16. Peraturan Pemerintah Nomor 67 Tahun 1996 tentang Kepariwisataan (Lembaran Negara Republik Indonesia Tahun 1996 Nomor 101, Tambahan Lembaran Negara Republik Indonesia Nomor 3658);
17. Peraturan Pemerintah Nomor 135 Tahun 2000 tentang Tata Cara Penyitaan Dalam Rangka Penagihan Pajak dengan Surat Paksa (Lembaran Negara Republik Indonesia Tahun 2000 Nomor 247, Tambahan Lembaran Negara Republik Indonesia Nomor 4049);
18. Peraturan Pemerintah Nomor 136 Tahun 2000 tentang Tata Cara Penjualan Barang Sitaan yang Dikecualikan dari Penjualan Secara Lelang Dalam Rangka Penagihan Pajak dengan Surat Paksa (Lembaran Negara Republik Indonesia Tahun 2000 Nomor 248, Tambahan Lembaran Negara Republik Indonesia Nomor 4050);
19. Peraturan Pemerintah Nomor 58 Tahun 2005 tentang Pengelolaan Keuangan Daerah (Lembaran Negara Republik Indonesia Tahun 2005 Nomor 140, Tambahan Lembaran Negara Republik Indonesia Nomor 4578);
20. Peraturan Pemerintah Nomor 79 Tahun 2005 tentang Pedoman Pembinaan dan Pengawasan Penyelenggaraan Pemerintahan Daerah (Lembaran Negara Republik Indonesia Tahun 2005 Nomor 165, Tambahan Lembaran Negara Republik Indonesia Nomor 4593);
21. Peraturan Pemerintah Nomor 38 Tahun 2007 tentang Pembagian Urusan Pemerintahan Antara Pemerintah, Pemerintahan Daerah Provinsi dan Pemerintahan Daerah Kabupaten/ Kota (Lembaran Negara Republik Indonesia Tahun 2007 Nomor 82, Tambahan Lembaran Negara Nomor 4737);
22. Peraturan Presiden Nomor 1 Tahun 2007 tentang Pengesahan, Pengundangan dan Penyebarluasan Peraturan Perundang-undangan;
23. Qanun Aceh Nomor 3 Tahun 2007 tentang Tata Cara Pembentukan Qanun (Lembaran Daerah Nanggroe Aceh Darussalam Tahun 2007 Nomor 03, Tambahan Lembaran Daerah Nanggroe Aceh Darussalam Nomor 03).

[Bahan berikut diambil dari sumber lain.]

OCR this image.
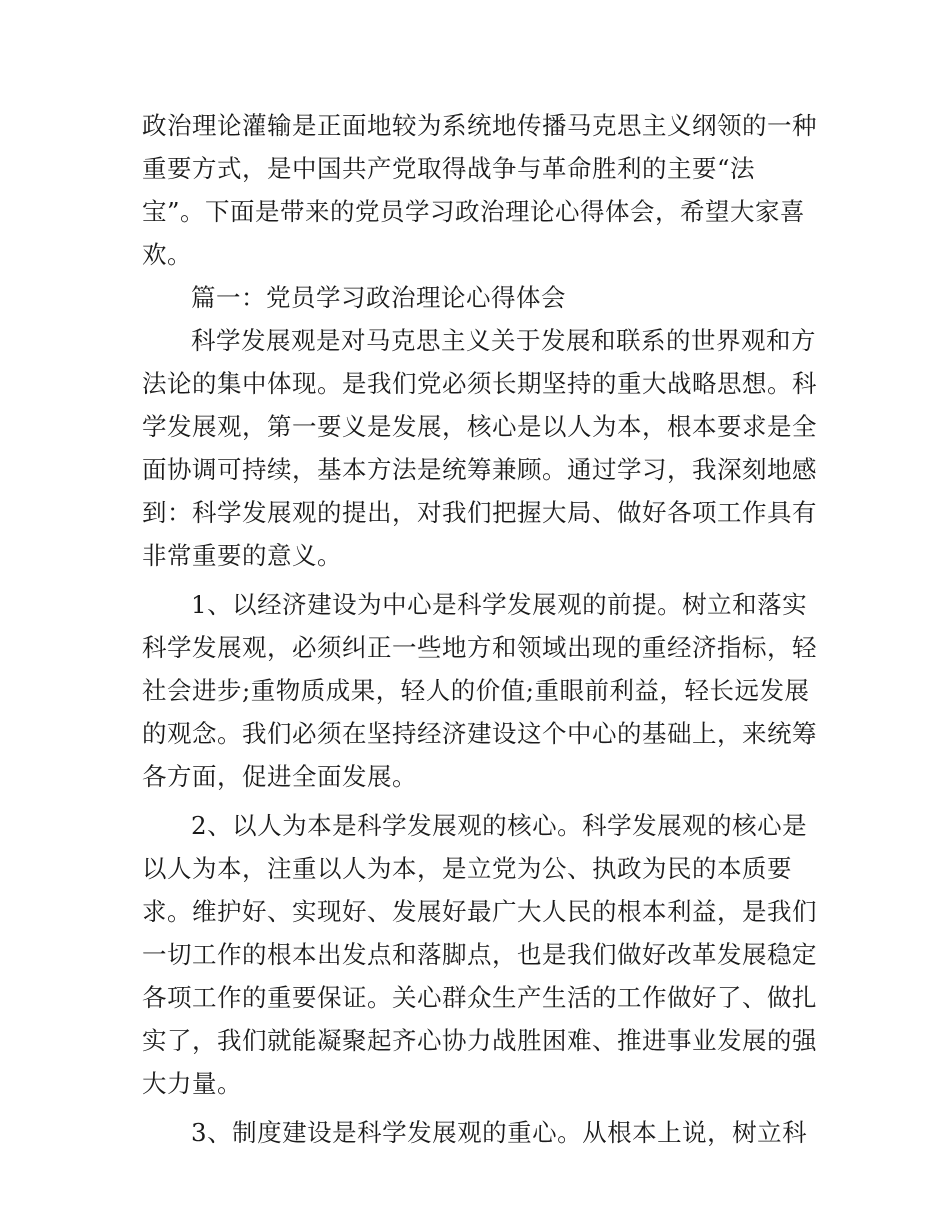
政治理论灌输是正面地较为系统地传播马克思主义纲领的一种
重要方式，是中国共产党取得战争与革命胜利的主要“法
宝”。下面是带来的党员学习政治理论心得体会，希望大家喜
欢。
篇一：党员学习政治理论心得体会
科学发展观是对马克思主义关于发展和联系的世界观和方
法论的集中体现。是我们党必须长期坚持的重大战略思想。科
学发展观，第一要义是发展，核心是以人为本，根本要求是全
面协调可持续，基本方法是统筹兼顾。通过学习，我深刻地感
到：科学发展观的提出，对我们把握大局、做好各项工作具有
非常重要的意义。
1、以经济建设为中心是科学发展观的前提。树立和落实
科学发展观，必须纠正一些地方和领域出现的重经济指标，轻
社会进步;重物质成果，轻人的价值;重眼前利益，轻长远发展
的观念。我们必须在坚持经济建设这个中心的基础上，来统筹
各方面，促进全面发展。
2、以人为本是科学发展观的核心。科学发展观的核心是
以人为本，注重以人为本，是立党为公、执政为民的本质要
求。维护好、实现好、发展好最广大人民的根本利益，是我们
一切工作的根本出发点和落脚点，也是我们做好改革发展稳定
各项工作的重要保证。关心群众生产生活的工作做好了、做扎
实了，我们就能凝聚起齐心协力战胜困难、推进事业发展的强
大力量。
3、制度建设是科学发展观的重心。从根本上说，树立科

24. Qanun Kabupaten Aceh Timur Nomor 2 Tahun 2008 tentang Susunan Organisasi dan Tata Kerja Dinas-Dinas Kabupaten Aceh Timur (Lembaran Daerah Kabupaten Aceh Timur Tahun 2008 Nomor 2, Tambahan Lembaran Daerah Kabupaten Aceh Timur Nomor 8).

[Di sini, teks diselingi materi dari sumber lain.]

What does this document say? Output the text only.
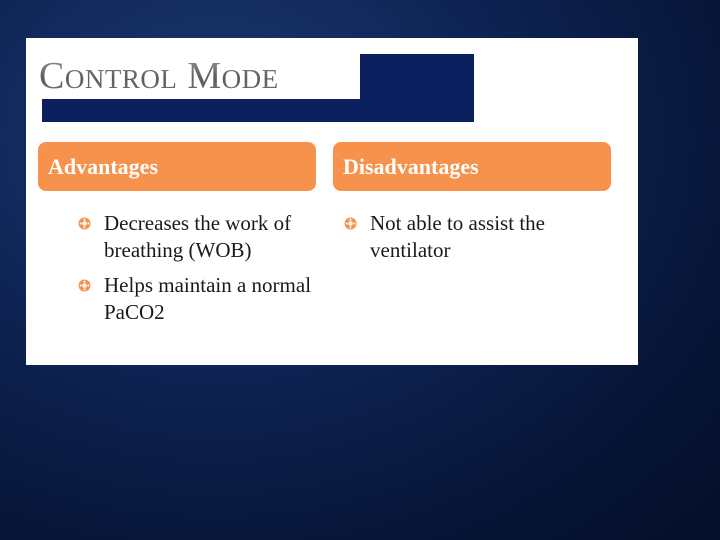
Control Mode
Advantages	Disadvantages
Decreases the work of breathing (WOB)
Helps maintain a normal PaCO2
Not able to assist the ventilator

Dengan Persetujuan Bersama
DEWAN PERWAKILAN RAKYAT KABUPATEN ACEH TIMUR
dan
BUPATI ACEH TIMUR
MEMUTUSKAN :
Menetapkan : QANUN KABUPATEN ACEH TIMUR TENTANG PAJAK HOTEL.
BAB I
KETENTUAN UMUM
Pasal 1
Dalam Qanun ini yang dimaksud dengan :
1. Daerah adalah Kabupaten Aceh Timur.
2. Pemerintah Kabupaten adalah Bupati dan perangkat daerah sebagai unsur penyelenggara pemerintahan daerah.
3. Kepala Daerah yang selanjutnya disebut Bupati adalah Bupati Aceh Timur.
4. Pejabat adalah pegawai yang diberi tugas tertentu di bidang perpajakan daerah dan/atau retribusi daerah sesuai dengan peraturan perundang-undangan yang berlaku.
5. Hotel adalah fasilitas penyedia jasa penginapan/ peristirahatan termasuk jasa terkait lainnya dengan dipungut bayaran, yang mencakup juga motel, losmen, gubug pariwisata, wisma pariwisata, pesanggrahan, rumah penginapan dan sejenisnya, serta rumah kos dengan jumlah kamar lebih dari 10 (sepuluh).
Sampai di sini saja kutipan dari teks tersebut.